I have said before that the push for efficiency within the courts is something to be lauded. I have at the same time argued that administrative changes introduced to reduce the backlog of cases in the superior courts should not come at the price of the quality of justice. Numerous comments by lawyers at the recent Annual General Meeting of the Malaysian Bar about the litigation experience, none of them complimentary, have prompted me to revisit the subject.
Before turning to what I consider to be the possible reasons for what we are facing in the courts, I wish to underscore a fundamental aspect of the subject that seemingly has been lost in the tumult of reform. The Judiciary is there to mete out justice to parties who turn to it in search of the same. Though it seems to be an obvious point, the need to do justice is pivotal to the resolution of disputes. It is not enough for courts to adjudicate if one party goes away feeling that justice has not been served, a state of mind that one cannot brush away as the feelings of a disgruntled client.
Litigants go to court expecting that due consideration be given to the facts of the case, the points of argument made by counsel for the parties, the relevant legal principle and the competing interests of the parties. 

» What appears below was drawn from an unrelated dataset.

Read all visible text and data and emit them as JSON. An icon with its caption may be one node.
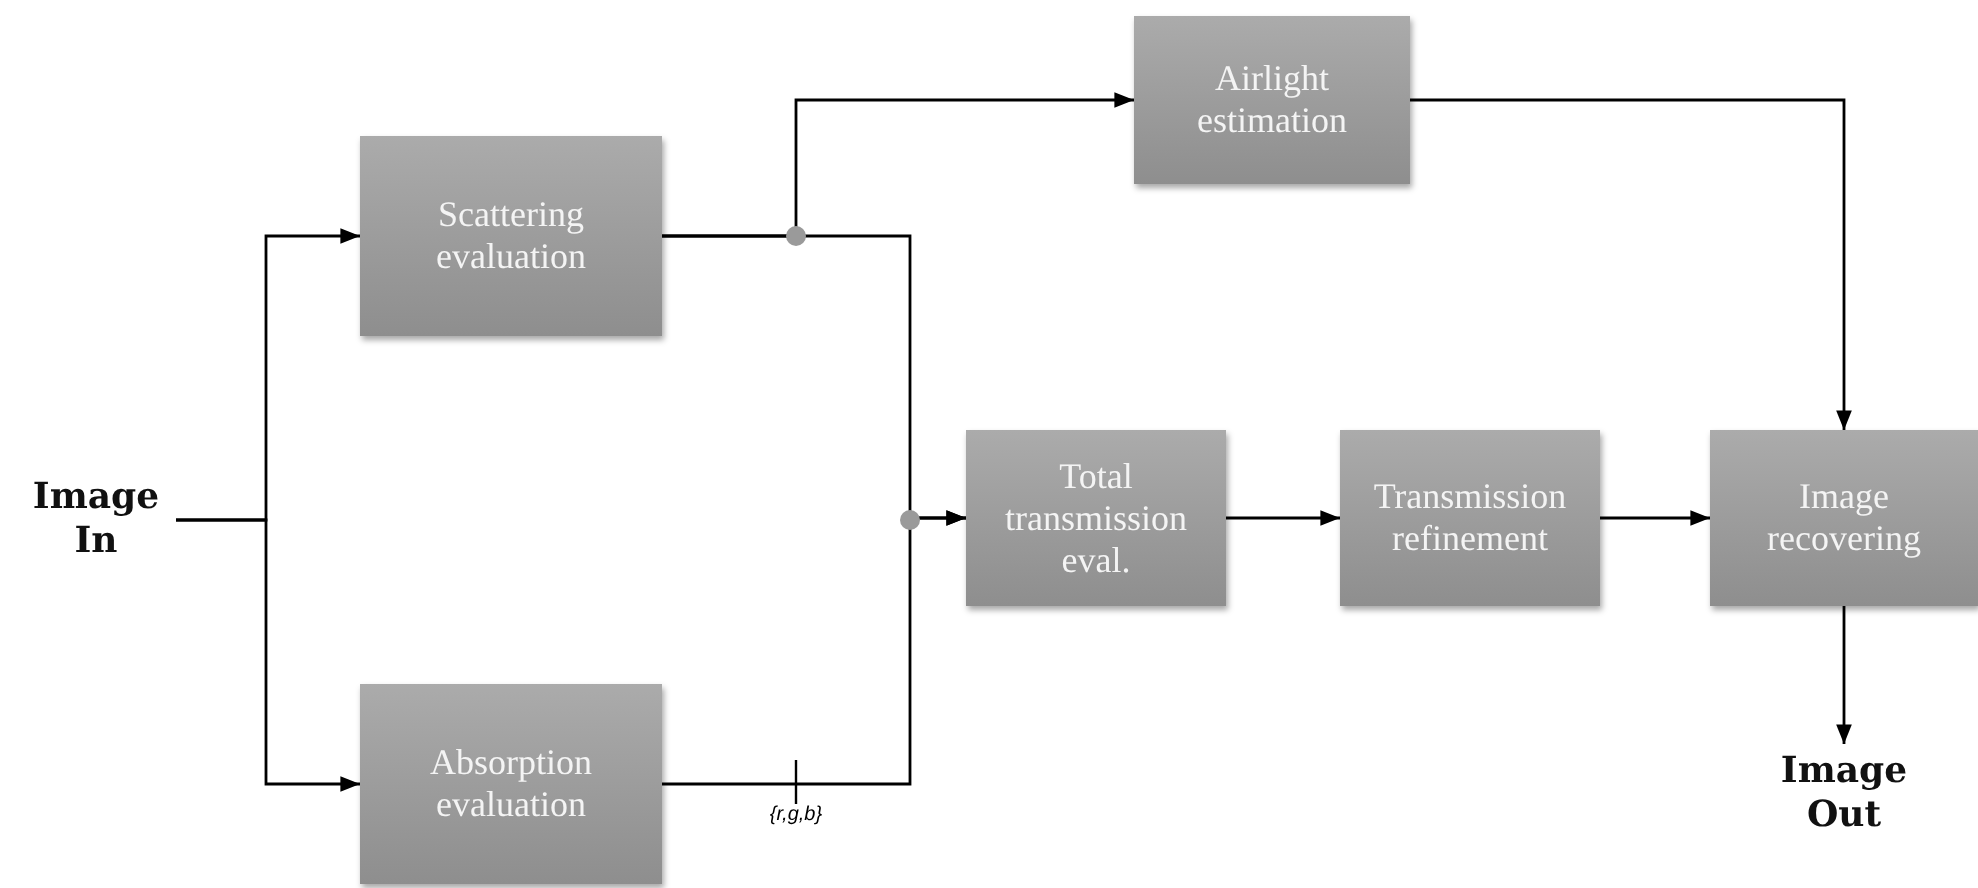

These are fair expectation on their part. Unlike those of us who are directly involved in the legal profession, either as lawyers or judges, and as such are exposed on a daily basis to the process as we move from one case to the next, the litigant is someone who has been forced into the process by circumstance. He is not there by choice, there are those who have not in their lifetimes needed to go to a court for a judicial determination, and his involvement engenders an experience that is altogether different from that experienced by lawyers and judges. The litigant is personally, and is therefore emotionally, invested in his case. 
Having said that, in my experience a losing litigant does not necessarily walk away feeling resentful if he feels he has been given a fair hearing. It is his experience of the process that defines this outcome. It is for this reason that one of the legal maxims that has come to most characterise the judicial process is “justice must not only be done, it must be seen to be done.”
Judging by the comments at the Bar meeting, a number of judges seem to have forgotten this in their rush to complete their caseloads. The complaints ranged from judicial temperament, with lawyers lamenting the fact that judges were acting injudiciously, to judges not having spent enough time with their files to fully appreciate the nature of the matters before them or the issues in contention, to judges not affording counsel the opportunity to present their cases to the fullest. Underscoring this were comments that pertained to the competency, or lack thereof, of some of the judges.